By Scott DiSavino
Nov 8 (Reuters) - Demand for liquefied natural gas (LNG) has
never been higher, but developers in North America are headed
into the final weeks of the year without having approved one new
project yet.
Global natural gas prices are near record highs, as
utilities in Europe and Asia compete for whatever LNG cargoes
they can get before winter. LNG demand worldwide has increased
every year since 2012 and soared by 40% in the last five as
utilities substitute gas for dirtier-burning coal, but supply
has not kept up with demand - and won't for several years.
The market's growth spurred rapid development of
liquefaction terminals in big exporters including the United
States, slated to become the largest LNG producer by capacity
next year.
However, spending on new projects halted in 2020, as low
prices from coronavirus-induced demand destruction caused buyers
to back away from signing long-term supply contracts.
At the start of 2020 and again in 2021, roughly a dozen
firms signaled plans for final investment decisions (FID) on
proposed projects. But just one, Sempra Energy's Costa
Azul in Mexico, started construction in 2020, while numerous
others have been pushed into 2022.
"We're setting up for a structural shortage of LNG
capacity," said Reid Morrison, global energy advisory leader at
PwC in Houston. "There is reticence to taking a long-term
position in natural gas given the net zero commitments that
different governments are making."
TIME LAG
Several North American projects could go forward in 2022,
mostly in Texas and Louisiana, when the International Gas Union
estimates world demand will reach about 375 million tonnes per
annum (MTPA) from 356.1 MTPA in 2020.
But those projects will do little to meet growing demand in
the short term since it takes about three to five years for a
new project to produce LNG.
"This tight market could extend well through 2025," said
Anatol Feygin, chief commercial officer at U.S. LNG producer
Cheniere Energy Inc. The market is "calling for new
capacity to be added," he said.
There are two projects that could get the go-ahead later
this year: Pacific Energy Corp Ltd's Woodfibre in British
Columbia and Venture Global LNG's Plaquemines in Louisiana.

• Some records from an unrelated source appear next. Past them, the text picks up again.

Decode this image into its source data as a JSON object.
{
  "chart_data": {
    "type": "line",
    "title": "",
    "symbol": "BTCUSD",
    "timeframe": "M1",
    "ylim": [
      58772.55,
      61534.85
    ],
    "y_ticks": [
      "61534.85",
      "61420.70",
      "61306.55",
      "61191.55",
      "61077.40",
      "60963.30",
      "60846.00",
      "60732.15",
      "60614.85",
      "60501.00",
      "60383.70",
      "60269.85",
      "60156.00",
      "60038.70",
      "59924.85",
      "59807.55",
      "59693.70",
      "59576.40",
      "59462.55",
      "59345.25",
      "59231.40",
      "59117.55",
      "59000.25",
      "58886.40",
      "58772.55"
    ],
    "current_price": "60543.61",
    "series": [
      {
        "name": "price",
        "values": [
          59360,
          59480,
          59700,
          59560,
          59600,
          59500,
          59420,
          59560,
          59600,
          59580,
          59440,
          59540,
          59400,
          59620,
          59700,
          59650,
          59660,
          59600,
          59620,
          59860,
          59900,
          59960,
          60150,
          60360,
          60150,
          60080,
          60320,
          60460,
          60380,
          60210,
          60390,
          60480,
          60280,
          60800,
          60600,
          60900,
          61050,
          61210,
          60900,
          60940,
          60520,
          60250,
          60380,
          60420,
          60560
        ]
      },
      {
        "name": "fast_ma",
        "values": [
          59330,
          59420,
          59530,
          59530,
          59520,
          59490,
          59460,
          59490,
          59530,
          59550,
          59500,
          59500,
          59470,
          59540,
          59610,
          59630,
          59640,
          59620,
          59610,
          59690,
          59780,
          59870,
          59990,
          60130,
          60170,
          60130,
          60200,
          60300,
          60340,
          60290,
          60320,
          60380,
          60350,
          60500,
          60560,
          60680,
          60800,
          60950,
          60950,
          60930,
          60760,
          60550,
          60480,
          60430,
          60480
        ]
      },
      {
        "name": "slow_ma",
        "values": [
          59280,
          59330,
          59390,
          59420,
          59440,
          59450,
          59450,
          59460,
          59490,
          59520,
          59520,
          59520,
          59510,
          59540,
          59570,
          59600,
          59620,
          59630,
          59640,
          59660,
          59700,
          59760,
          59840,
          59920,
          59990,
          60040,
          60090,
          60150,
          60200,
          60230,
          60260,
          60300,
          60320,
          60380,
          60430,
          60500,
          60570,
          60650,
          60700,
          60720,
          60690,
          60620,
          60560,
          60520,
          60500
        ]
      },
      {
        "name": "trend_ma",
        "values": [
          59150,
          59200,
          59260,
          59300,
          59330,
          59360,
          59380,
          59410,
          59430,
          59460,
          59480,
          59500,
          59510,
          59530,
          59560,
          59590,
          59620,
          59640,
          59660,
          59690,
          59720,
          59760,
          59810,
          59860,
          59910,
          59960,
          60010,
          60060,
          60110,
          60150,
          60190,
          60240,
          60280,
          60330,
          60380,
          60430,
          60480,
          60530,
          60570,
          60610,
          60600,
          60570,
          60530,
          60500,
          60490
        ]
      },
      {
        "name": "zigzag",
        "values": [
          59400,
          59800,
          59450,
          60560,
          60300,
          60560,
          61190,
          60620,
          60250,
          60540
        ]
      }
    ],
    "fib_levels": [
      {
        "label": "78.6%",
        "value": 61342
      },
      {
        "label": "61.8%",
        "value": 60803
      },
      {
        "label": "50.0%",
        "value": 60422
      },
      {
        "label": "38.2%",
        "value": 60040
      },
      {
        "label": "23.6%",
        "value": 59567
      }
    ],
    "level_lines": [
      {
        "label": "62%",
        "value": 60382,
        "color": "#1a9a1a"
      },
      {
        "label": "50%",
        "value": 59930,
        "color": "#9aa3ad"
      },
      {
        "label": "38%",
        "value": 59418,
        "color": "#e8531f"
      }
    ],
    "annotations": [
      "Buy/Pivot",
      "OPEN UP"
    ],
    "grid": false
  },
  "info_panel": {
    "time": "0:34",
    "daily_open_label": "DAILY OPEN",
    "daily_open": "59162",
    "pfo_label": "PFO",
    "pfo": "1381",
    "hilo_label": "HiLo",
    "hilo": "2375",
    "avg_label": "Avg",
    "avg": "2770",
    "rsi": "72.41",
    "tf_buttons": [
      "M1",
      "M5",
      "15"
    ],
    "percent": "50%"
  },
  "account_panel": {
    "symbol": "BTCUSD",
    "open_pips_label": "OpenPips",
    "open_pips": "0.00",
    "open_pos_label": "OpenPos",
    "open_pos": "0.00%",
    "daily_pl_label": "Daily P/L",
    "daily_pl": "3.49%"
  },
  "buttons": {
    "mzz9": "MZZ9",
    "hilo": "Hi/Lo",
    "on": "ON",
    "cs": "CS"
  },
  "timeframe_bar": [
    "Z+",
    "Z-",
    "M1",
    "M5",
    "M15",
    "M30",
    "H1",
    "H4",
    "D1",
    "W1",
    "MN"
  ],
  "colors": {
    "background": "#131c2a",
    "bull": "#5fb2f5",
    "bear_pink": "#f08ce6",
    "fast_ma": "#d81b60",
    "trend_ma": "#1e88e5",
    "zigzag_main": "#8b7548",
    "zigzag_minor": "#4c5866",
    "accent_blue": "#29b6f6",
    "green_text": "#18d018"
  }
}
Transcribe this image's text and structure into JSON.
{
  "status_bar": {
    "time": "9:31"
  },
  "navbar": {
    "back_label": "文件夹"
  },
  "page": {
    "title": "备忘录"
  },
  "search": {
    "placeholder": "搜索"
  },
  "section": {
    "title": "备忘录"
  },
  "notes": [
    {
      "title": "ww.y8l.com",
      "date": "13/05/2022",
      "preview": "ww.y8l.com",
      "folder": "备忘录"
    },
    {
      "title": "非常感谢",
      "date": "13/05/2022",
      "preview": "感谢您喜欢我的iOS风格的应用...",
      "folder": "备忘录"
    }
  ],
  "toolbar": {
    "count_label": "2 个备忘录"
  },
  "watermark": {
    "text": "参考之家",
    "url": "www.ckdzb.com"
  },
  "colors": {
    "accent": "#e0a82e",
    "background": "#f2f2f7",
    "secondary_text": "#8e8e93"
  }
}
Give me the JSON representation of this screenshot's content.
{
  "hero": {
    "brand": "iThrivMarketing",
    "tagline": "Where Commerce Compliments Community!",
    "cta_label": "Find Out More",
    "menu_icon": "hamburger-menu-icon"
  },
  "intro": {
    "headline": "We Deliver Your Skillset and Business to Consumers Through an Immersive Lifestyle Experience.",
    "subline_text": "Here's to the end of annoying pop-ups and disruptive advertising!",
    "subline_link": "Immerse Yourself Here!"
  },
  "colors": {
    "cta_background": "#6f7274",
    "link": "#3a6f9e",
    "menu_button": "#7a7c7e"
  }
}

The U.S. government granted Venture Global permission to
start early site work on Plaquemines, and units of China
Petroleum & Chemical Corp, or Sinopec, agreed to
long-term LNG purchase agreements with the company.
Plaquemines would produce up to 20 MTPA of LNG, or 2.6
billion cubic feet per day (bcfd) of natural gas. One billion
cubic feet is enough for about five million homes for a day. It
is expected to be ready to produce its first LNG as soon as
2024.
Venture Global declined to comment. On its website, the
company said it planned to make a decision on Plaquemines in the
fourth quarter of 2021.
Venture Global has about 70 MTPA of LNG export capacity
under construction or in development in Louisiana, including the
10-MTPA Calcasieu in Louisiana, which will likely start
producing this year.
Pacific Oil and Gas' Woodfibre would produce about 2.1 MTPA
of LNG, but not until 2025, analysts estimate. The company has
not made a final decision on construction, even though it
recently agreed to sell 1.5 MTPA of LNG to British oil major BP
PLC over 15 years.
"We are continuing to finalize our construction contract and
are optimistic to be moving the project forward this year,"
Woodfibre LNG spokesperson Rebecca Scott told Reuters.